Parade Harmoni Budaya melibatkan sahabat disabilitas, komunitas Tionghoa, Sunda, Madura, Bali, hingga Komunitas Sepeda Tua Makassar. Lalu, pertunjukan seni dan tari tradisional oleh 23 sanggar seni dengan total 250 penari. Serta, empat etnis utama Sulawesi Selatan, yaitu Makassar, Bugis, Mandar, dan Toraja.
Festival terlebih dahulu dibuka dengan detungan ledung, sebuah prosesi simbolik pemukulan alat musik tradisional, oleh Wali Kota Makassar Munafri Arifuddin, didampingi Wakil Wali Kota Aliyah Mustika Ilham, Sekda Kota Makassar Andi Zulkifli Nandar, dan Kepala Dinas Kebudayaan Andi Patiware.

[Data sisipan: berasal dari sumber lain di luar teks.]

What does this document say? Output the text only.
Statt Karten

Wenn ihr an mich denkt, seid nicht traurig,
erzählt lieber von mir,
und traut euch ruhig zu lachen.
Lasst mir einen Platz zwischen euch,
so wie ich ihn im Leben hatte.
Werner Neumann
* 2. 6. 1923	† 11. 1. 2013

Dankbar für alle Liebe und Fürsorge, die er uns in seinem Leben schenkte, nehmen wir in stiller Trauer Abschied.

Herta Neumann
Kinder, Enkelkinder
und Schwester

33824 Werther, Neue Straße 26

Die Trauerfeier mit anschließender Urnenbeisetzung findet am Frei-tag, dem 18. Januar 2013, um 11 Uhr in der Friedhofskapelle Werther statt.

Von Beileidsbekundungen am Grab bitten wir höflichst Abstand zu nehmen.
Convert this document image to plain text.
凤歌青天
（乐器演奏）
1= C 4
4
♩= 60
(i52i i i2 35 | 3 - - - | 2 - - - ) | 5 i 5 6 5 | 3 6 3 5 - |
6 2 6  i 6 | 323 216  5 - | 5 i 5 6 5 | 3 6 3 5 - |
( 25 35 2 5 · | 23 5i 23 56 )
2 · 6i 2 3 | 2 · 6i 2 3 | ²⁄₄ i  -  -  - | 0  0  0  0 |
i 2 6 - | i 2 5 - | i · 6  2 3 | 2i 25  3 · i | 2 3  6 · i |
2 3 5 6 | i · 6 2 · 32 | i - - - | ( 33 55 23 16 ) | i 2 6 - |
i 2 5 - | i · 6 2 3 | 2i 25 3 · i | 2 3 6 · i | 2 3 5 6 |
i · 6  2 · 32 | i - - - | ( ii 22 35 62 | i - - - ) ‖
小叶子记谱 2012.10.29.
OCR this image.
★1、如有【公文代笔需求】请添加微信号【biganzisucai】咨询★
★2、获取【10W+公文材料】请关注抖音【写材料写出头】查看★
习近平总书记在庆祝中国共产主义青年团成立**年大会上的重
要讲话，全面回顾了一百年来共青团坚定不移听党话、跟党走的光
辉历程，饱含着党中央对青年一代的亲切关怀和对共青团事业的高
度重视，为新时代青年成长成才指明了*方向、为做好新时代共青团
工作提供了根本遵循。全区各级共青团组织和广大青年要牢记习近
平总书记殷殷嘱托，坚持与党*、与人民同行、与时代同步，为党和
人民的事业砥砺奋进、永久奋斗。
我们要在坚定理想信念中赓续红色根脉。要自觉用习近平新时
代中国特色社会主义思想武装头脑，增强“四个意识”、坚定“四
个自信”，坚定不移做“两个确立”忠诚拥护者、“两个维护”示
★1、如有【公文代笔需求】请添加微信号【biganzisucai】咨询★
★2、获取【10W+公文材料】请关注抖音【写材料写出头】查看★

Tampak hadir pula jajaran Forkopimda Kota Makassar, Ketua TP PKK Kota Makassar, para asisten dan staf ahli, tokoh budaya dan kesenian, perwakilan perguruan tinggi, camat-lurah, serta tamu kehormatan dari Korea.
Seluruh tamu tampil anggun dalam busana adat Bugis-Makassar, menghadirkan nuansa harmoni keberagaman di tengah jantung kota.
Dalam sambutannya, Wali Kota Makassar Munafri Arifuddin menegaskan bahwa Festival Singara’ Bulang, yang berarti “cahaya bulan,” menjadi simbol penting tentang makna budaya bagi kehidupan masyarakat Makassar.
“Cahaya bulan ini mengingatkan kita bahwa budaya Makassar adalah cahaya yang menerangi perjalanan peradaban kita. Sebagaimana bulan memberikan cahaya di malam hari, budaya kita memberikan pencerahan terhadap identitas dan jati diri bagi generasi masa kini dan masa yang akan datang,” kata Munafri.
Ia menjelaskan esensi pagelaran budaya dan pengetahuan tentang kebudayaan merupakan alat perantara antara generasi sekarang dan generasi sebelumnya yang harus dijaga secara bersama.
“Filosofi ini hidup dan menjadi pegangan masyarakat Makassar secara turun-temurun, menjadi fondasi harmoni dalam keberagaman selama 418 tahun,” lanjutnya.
Ia juga menegaskan bahwa meski Makassar kini tumbuh sebagai kota metropolitan yang modern, akar budaya harus tetap menjadi pondasi utama di tengah arus globalisasi dan modernisasi.